Assume that data has been loaded into a layer called ROADS. To create a spatial index, create a table ROADS_SDOINDEX and invoke the following procedure:
sdo_admin.populate_index('ROADS');
The value in the SDO_LEVEL column of ROADS_SDOLAYER can be used as a tuning parameter while tessellating objects. Increasing the level increases the number of tiles to provide a more precise fit of the tiles over the object. See the description of the ESTIMATE_TILING_LEVEL()function in Chapter 6 for information on estimating the tiling level in several different ways.
After SDO_ADMIN.POPULATE_INDEX() has been called to fill the spatial index, you should also create standard indexes on the <layername>_
SDOINDEX.SDO_CODE column.
If a geometry with an SDO_GID 5944 has been added to the spatial tables, update the index with the following procedure:
sdo_admin.update_index('ROADS', 5944);
SDO_ADMIN.POPULATE_INDEX()and SDO_ADMIN.UPDATE_INDEX() behave differently than the CREATE INDEX statement in SQL. An implicit commit is not executed after the procedures are called. Therefore these transactions can be rolled back.
SDO_ADMIN.POPULATE_INDEX operates as a single transaction. To reduce the amount of rollback required to execute this procedure, you can write a routine that loops and calls SDO_ADMIN.UPDATE_INDEX(). See Section A.1.1.1, "cr_spatial_index.sql Script" for more information.
Spatial indexing with variable-sized tiles is not recommended for production systems. Variable-sized tiling is included in Spatial Cartridge primarily for experimentation purposes.
To use variable-sized tiling, the SDO_LEVEL and SDO_NUMTILES columns must be set in the <layername>_SDOLAYER table.
The SDO_NUMTILES column determines the number of tiles that will be used to cover a geometry being indexed. Typically this value is small, such as 4 or 8 tiles. However, the larger the number of tiles, the better the tiles will fit the geometry being covered. This increases the selectivity of the primary filter. See Section 3.3.2 and Section 3.3.3 for a discussion of primary and secondary filters.
The SDO_LEVEL column indicates the spatial partitioning level for the generated tiles. See Section 1.5.3 for a description of the spatial partitioning utilized by Spatial Cartridge when using variable-sized tiles.
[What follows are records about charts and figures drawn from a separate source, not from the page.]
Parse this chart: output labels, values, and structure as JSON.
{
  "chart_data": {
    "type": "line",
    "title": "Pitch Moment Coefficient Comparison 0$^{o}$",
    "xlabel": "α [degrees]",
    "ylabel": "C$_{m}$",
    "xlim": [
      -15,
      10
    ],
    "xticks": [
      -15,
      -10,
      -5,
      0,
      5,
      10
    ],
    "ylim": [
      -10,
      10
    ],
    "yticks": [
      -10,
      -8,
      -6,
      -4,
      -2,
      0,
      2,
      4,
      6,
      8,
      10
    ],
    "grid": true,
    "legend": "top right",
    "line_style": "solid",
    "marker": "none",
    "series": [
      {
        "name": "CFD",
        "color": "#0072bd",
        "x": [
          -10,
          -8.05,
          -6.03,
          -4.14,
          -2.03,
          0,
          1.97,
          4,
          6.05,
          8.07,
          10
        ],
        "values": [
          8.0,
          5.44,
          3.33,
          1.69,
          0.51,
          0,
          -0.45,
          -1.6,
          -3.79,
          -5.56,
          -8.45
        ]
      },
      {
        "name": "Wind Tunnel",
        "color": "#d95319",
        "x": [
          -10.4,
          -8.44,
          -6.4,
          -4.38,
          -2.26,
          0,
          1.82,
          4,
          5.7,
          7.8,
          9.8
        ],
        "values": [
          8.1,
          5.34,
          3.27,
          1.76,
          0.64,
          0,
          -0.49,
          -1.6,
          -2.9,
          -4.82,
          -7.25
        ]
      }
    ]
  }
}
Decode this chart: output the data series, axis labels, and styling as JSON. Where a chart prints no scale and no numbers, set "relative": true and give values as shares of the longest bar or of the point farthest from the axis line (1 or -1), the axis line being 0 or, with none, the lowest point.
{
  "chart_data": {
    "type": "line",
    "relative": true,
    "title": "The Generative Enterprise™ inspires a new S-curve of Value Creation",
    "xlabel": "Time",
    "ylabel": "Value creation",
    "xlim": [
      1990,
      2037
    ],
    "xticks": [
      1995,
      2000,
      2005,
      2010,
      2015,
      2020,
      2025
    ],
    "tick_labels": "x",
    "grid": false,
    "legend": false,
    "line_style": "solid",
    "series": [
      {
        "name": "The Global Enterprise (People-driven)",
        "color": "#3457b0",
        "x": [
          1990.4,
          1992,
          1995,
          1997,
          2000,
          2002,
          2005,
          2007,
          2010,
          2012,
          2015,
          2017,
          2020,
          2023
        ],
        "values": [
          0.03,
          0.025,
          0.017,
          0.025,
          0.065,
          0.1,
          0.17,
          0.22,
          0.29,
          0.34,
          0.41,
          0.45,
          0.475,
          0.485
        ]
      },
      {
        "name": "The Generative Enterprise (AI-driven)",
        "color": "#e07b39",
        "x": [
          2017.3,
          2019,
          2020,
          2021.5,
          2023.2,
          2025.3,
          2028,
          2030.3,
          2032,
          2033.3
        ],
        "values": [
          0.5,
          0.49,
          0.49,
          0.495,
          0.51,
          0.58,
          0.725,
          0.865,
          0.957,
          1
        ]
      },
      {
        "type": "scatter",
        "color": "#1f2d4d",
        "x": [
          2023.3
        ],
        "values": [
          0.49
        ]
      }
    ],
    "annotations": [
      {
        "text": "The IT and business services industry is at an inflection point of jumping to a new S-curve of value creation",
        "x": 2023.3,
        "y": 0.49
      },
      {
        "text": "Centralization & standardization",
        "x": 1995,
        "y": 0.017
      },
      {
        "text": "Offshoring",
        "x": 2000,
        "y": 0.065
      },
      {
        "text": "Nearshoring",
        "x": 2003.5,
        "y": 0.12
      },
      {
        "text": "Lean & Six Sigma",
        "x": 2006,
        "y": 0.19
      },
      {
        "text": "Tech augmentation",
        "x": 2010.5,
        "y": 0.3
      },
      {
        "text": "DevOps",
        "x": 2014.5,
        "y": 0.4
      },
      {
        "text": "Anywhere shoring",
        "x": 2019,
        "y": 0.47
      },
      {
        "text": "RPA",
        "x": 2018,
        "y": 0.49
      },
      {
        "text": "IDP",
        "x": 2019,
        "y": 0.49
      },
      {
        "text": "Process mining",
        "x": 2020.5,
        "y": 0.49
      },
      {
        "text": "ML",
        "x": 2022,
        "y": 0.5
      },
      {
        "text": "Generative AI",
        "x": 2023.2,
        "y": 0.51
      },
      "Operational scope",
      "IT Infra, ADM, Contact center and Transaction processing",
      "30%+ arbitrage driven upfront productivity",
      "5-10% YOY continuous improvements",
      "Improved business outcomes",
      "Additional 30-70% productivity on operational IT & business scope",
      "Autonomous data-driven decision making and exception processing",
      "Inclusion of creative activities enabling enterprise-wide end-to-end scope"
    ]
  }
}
Setting the proper SDO_LEVEL value is more art than science. One approach would be use the SDO_TUNE.ESTIMATE_TILING_LEVEL() function to determine an appropriate starting SDO_LEVEL value, and then compare the performance with slightly higher or lower values.
1
See the Oracle Server Utilities User's Guide for information on the SQL*Loader.
2
The transference of the domain onto a sphere or Mercator projection is left to GIS (or other) application programmers. Spatial Cartridge treats the domain as a conventional X by Y rectangle.